- Opening title card
- Directed by: Henry Edwards
- Written by: Anson Dyer; H. Fowler Mear;
- Produced by: Julius Hagen
- Starring: Stanley Holloway; Hugh Miller; Felix Aylmer;
- Cinematography: William Luff
- Music by: Marcus De Wolfe
- Production company: Twickenham Film Studios
- Distributed by: Twickenham Film Distributors
- Release date: 9 May 1937;
- Running time: 68 minutes
- Country: United Kingdom
- Language: English

= The Vicar of Bray (film) =

The Vicar of Bray is a 1937 British historical film with songs, directed by Henry Edwards, and starring Stanley Holloway, Hugh Miller, Felix Aylmer and Margaret Vines. It was written by Anson Dyer and H. Fowler Mear, and was produced by Julius Hagen at Twickenham Film Studios.

== Preservation status ==
The British Film Institute National Archive holds the film.

==Plot==
During a visit from his governor in Ireland the Earl of Brendon, Charles I asks advice on finding a new tutor for his wayward son Prince Charles and accepts Brendon's recommendation of the vicar of Bray, County Wicklow. On returning to Ireland Brendon passes on news of the appointment to the vicar, who travels to London to take up the post, promising to return one day. He falls asleep during his first lesson with the Prince, allowing the latter to slip away to see his actress lover Meg Clancy. The vicar follows the Prince and mildly reprimands him before they are reconciled.

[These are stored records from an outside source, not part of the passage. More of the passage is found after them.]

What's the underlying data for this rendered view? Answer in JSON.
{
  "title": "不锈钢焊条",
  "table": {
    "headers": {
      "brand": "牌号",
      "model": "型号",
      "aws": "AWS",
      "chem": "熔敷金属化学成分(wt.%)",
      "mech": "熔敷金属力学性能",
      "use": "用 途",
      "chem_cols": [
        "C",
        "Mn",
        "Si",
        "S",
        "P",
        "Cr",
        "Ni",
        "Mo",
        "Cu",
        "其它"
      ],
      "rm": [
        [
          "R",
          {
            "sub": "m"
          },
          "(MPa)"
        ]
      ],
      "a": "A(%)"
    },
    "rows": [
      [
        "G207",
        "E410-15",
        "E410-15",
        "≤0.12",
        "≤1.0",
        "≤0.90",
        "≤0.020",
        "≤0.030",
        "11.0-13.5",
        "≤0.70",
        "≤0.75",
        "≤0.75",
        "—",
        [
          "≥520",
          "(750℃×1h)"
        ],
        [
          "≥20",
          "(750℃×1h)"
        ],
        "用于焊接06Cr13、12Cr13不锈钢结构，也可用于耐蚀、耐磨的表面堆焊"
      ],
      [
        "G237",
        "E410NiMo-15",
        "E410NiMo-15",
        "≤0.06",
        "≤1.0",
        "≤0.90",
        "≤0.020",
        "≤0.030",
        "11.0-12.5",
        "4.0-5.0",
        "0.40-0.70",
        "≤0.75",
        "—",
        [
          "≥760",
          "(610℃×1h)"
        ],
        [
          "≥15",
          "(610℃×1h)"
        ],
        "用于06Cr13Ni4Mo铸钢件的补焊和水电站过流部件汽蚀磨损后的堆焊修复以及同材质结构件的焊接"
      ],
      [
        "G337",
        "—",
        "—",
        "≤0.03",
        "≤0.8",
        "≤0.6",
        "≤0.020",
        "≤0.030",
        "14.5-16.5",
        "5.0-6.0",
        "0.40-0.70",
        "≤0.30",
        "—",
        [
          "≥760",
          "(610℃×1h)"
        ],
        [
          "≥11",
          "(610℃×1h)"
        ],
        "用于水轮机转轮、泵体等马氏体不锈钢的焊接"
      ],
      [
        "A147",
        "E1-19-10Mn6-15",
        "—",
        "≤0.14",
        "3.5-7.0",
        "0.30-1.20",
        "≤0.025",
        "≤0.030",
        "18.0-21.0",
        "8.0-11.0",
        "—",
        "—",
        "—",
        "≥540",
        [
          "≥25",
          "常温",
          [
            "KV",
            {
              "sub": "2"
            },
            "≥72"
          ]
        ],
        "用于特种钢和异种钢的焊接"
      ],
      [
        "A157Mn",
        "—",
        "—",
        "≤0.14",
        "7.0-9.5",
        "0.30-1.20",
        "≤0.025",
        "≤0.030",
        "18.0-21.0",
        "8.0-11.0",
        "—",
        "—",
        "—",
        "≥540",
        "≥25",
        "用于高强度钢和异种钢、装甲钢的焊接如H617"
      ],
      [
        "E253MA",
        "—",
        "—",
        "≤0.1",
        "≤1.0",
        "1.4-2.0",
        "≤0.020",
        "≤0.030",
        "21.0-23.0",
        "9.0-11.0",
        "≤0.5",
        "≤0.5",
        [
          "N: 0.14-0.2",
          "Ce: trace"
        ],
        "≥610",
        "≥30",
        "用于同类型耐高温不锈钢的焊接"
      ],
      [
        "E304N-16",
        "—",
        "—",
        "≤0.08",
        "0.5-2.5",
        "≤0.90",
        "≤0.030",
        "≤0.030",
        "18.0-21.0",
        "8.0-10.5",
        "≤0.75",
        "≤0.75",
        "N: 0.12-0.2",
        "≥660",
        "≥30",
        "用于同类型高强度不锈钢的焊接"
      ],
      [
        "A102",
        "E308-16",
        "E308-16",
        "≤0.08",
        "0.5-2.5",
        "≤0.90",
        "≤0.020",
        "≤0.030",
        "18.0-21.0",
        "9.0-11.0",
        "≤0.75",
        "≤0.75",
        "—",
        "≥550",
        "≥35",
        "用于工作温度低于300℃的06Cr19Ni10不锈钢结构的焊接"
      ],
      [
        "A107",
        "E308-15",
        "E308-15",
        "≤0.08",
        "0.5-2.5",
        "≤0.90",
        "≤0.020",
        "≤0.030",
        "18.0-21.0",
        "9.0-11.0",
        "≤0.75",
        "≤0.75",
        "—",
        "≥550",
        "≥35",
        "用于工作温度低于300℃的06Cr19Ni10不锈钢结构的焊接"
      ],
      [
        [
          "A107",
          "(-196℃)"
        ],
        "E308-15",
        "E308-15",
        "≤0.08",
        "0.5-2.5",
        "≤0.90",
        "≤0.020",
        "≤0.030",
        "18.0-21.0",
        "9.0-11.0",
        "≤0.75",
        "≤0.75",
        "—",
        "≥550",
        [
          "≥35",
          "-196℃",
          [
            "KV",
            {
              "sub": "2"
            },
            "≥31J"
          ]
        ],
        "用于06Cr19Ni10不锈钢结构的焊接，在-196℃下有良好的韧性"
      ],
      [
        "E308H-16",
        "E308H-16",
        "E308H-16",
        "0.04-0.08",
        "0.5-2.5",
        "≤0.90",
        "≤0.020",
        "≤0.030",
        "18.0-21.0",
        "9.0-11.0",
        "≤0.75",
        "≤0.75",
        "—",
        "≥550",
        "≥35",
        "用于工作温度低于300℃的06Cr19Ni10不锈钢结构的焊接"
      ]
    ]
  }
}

Just before the outbreak of the English Civil War, the vicar heads back to Bray, gaining a promise from his friend the Prince that he will rule mercifully when he succeeds his father. Meanwhile the Royalist Brendon finally breaks from his Parliamentarian friend Sir Richard Melross, whose son Dennis seeks the vicar's help to be married to his childhood sweetheart Norah, Brendon's daughter. The vicar accepts but Brendon discovers and breaks up the wedding ceremony before it is complete. Sir Richard is killed in the war, Charles I is executed and Dennis and Oliver Cromwell find themselves in Ireland. In a meeting arranged by Dennis, the vicar uses his blarney to convince Cromwell that he is apolitical and thus worthy of exemption from a decree dismissing all clergy appointed by Charles I.

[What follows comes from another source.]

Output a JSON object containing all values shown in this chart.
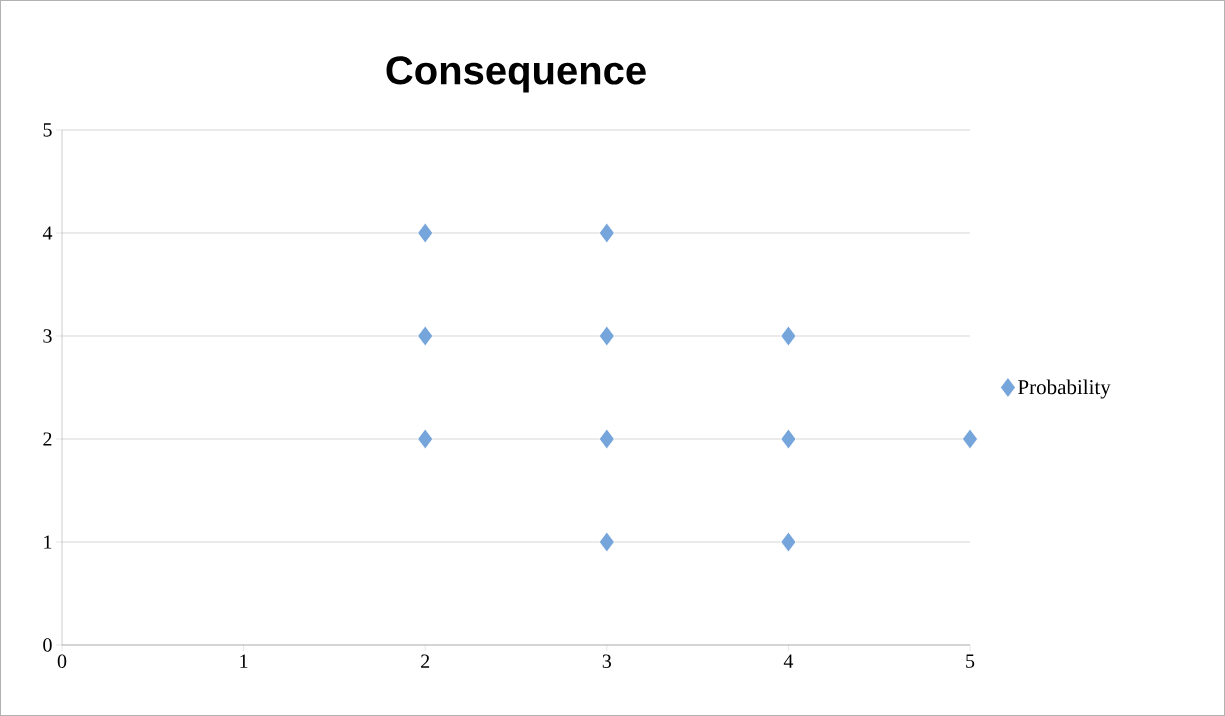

News of the imminent Restoration reaches Ireland and Dennis accepts the vicar's entreaties not to oppose it. However, he ignores his advice to flee straight to France and instead is captured in a failed attempt to spring Norah from Brendon's castle, before being sent to the Tower of London to await execution. The vicar and Norah manage to reach Dover, where the new king has just landed. The vicar reminds him of his promise to him just before the war and gains a pardon from him for Dennis, who swears loyalty to the new king.

==Cast==
- Stanley Holloway as The Vicar of Bray
- Hugh Miller as Charles I
- K. Hamilton Price as Prince Charles
- Felix Aylmer as Earl of Brendon
- Margaret Vines as Lady Norah Brendon, the Earl's daughter
- Garry Marsh as Sir Richard Melross
- Esmond Knight as Dennis Melross, Sir Richard's son
- George Merritt as Oliver Cromwell (uncredited)
- Martin Walker as Sir Patrick Condon, the Earl's Royalist ally and failed suitor to Norah
- Eve Gray as Meg Clancy, an actress and Prince Charles' lover
- Kitty Kirwan as Molly, the vicar's maid
- Tim Connor as a Fred O'Donovan, the vicar's servant

==Music==
Songs include the melody and first verse of the traditional English song which gives the film its title, along with a new verse on Cromwell's rule.

==Reception==
The Monthly Film Bulletin wrote: "The film is episodic in treatment, but Stanley Holloway brings the Vicar very much to life and saves the film from being merely an elaborate costume piece. Hugh Miller makes a fittingly dignified Charles I and the scenes in Ireland and London are full of crowded life. The sound recording errs on the noisy side."

Variety wrote: "Good atmospheric romantic melordama, with singing, intelligently strung together ... Picture serves to bring forward in a semi-serious role the personality of Stanley Holloway, best known here as a revue performer and mimic. He has a rich voice and is possessed of considerable unction. ... Authenticity of the British history contained in the film is not altogether correct, but that does not interfere with the entertainment. Some good acting by standard players, but the bit parts are brutally interpreted: Still, the production will do."

In a 2018 review the Radio Times gave the film two out of five stars, writing "Mercifully this period drama is the kind of film they don't make any more, but it's not without moments of interest as a historical artefact," with the reviewer concluding "The songs are ghastly and the period trappings cheap and inaccurate, but Felix Aylmer and Garry Marsh go some way towards atoning for the film's deficiencies."

TV Guide also rated the film two out of five stars, noting "An entertaining role for Holloway, but the accompanying musical numbers are pretty sour."